I have to admit, as a child I never spent much time in the kitchen cooking with my parents or grandmother. In fact, I was usually shooed out of their way. I had a tendency to make a mess of things when it came to ingredients – and using a knife or other ‘grown-up” utensils was absolutely forbidden.
How I ever became a Home Economics teacher with a focus in food preparation, I’ll never know! Actually, I do know. My sister, Dawn, suggested I teach Home Economics instead of the English or Social Studies I was leaning toward long before she became the very popular high school guidance counselor she is today.
The fact is, I’ve always been interested in food – and eating, well, that came naturally.
When I had my first teaching job interview in Red Bank, NJ, the school system’s superintendent sat me down, looked me in the eye, and asked why I thought I’d make a suitable Home Economics teacher. Without hesitation, I said, “because I like to eat!”
As soon as those words poured out of my mouth, I thought, “Did I really say something that stupid in my job interview?” I slumped in the chair, and barely heard what the superintendent said next. I asked him to please repeat his statement. He said, “That’s the most honest, from-the-heart response I’ve ever heard. You’re hired; sign here.”

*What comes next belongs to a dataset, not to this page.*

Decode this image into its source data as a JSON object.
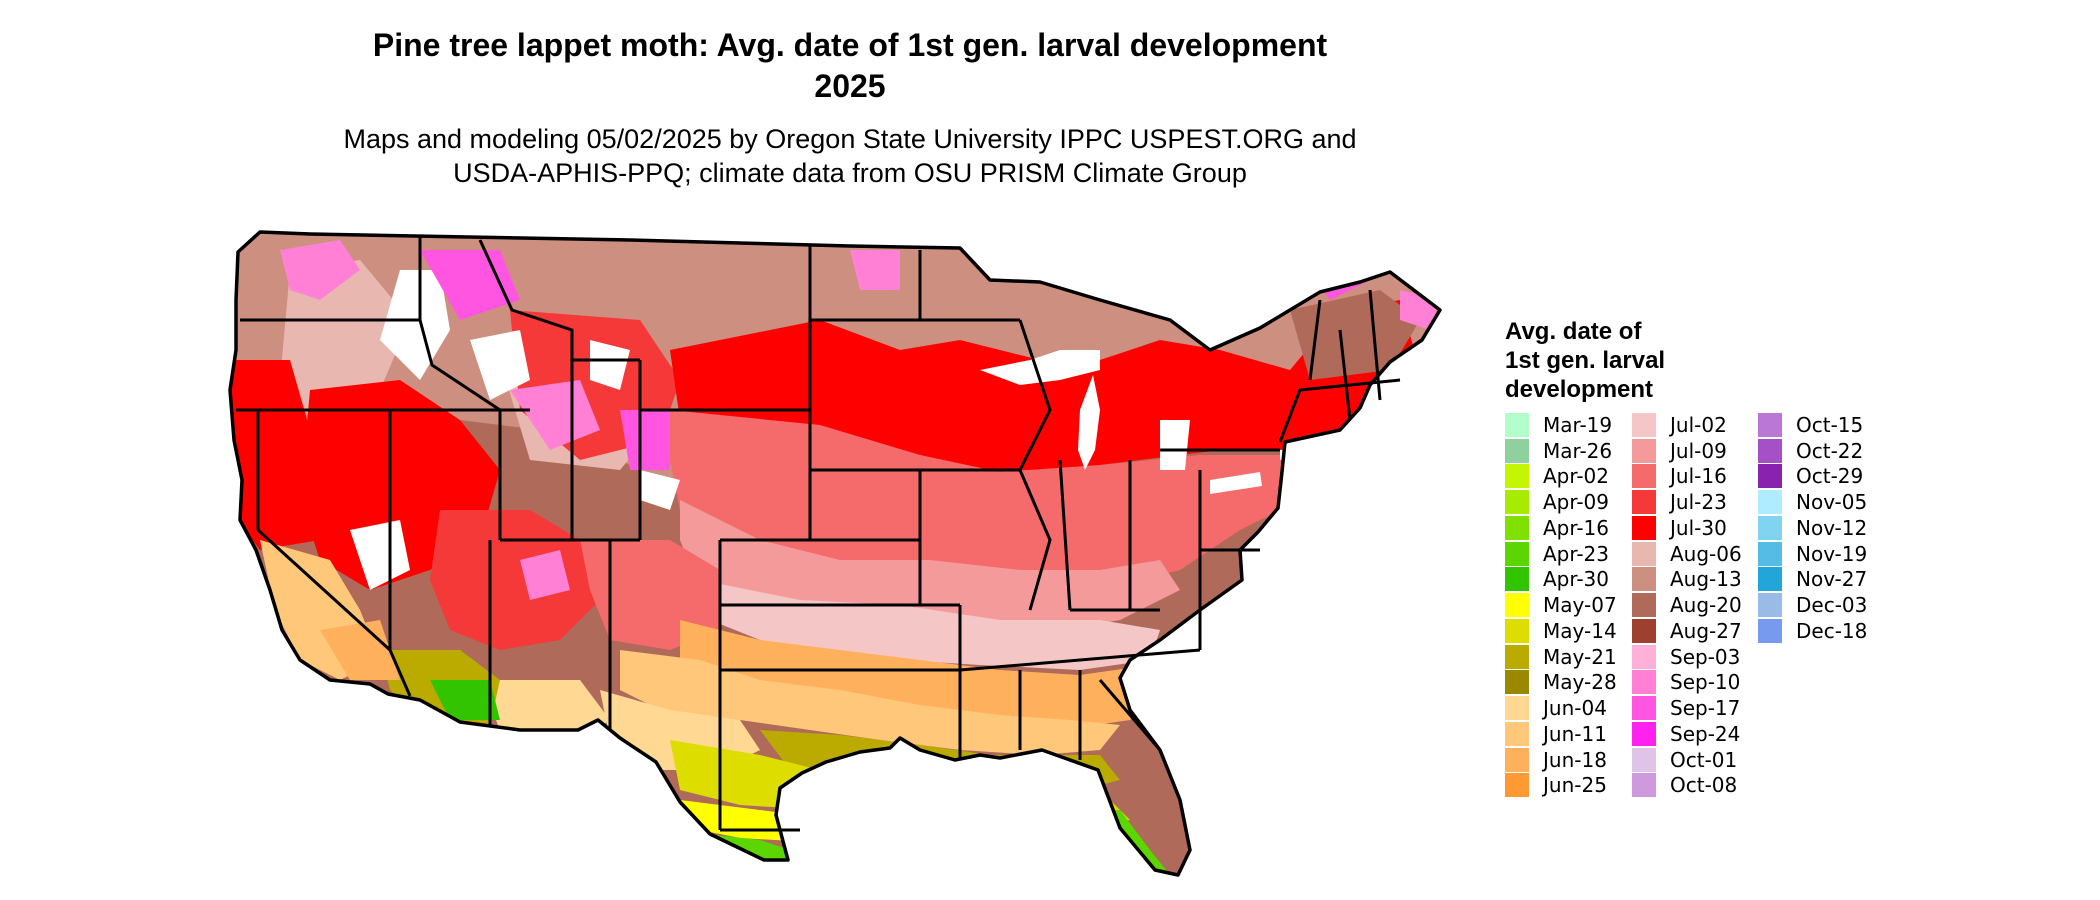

Having taught students the art (and science) of cooking for over 30 years, and seeing their enthusiasm and creativity peak when they prepared something they could actually eat, made every little near-disaster worthwhile.
So, grown-ups, allow your children to attempt a new cooking skill, technique, or use kitchen tools — with proper supervision, of course– and watch their confidence and love for good food blossom.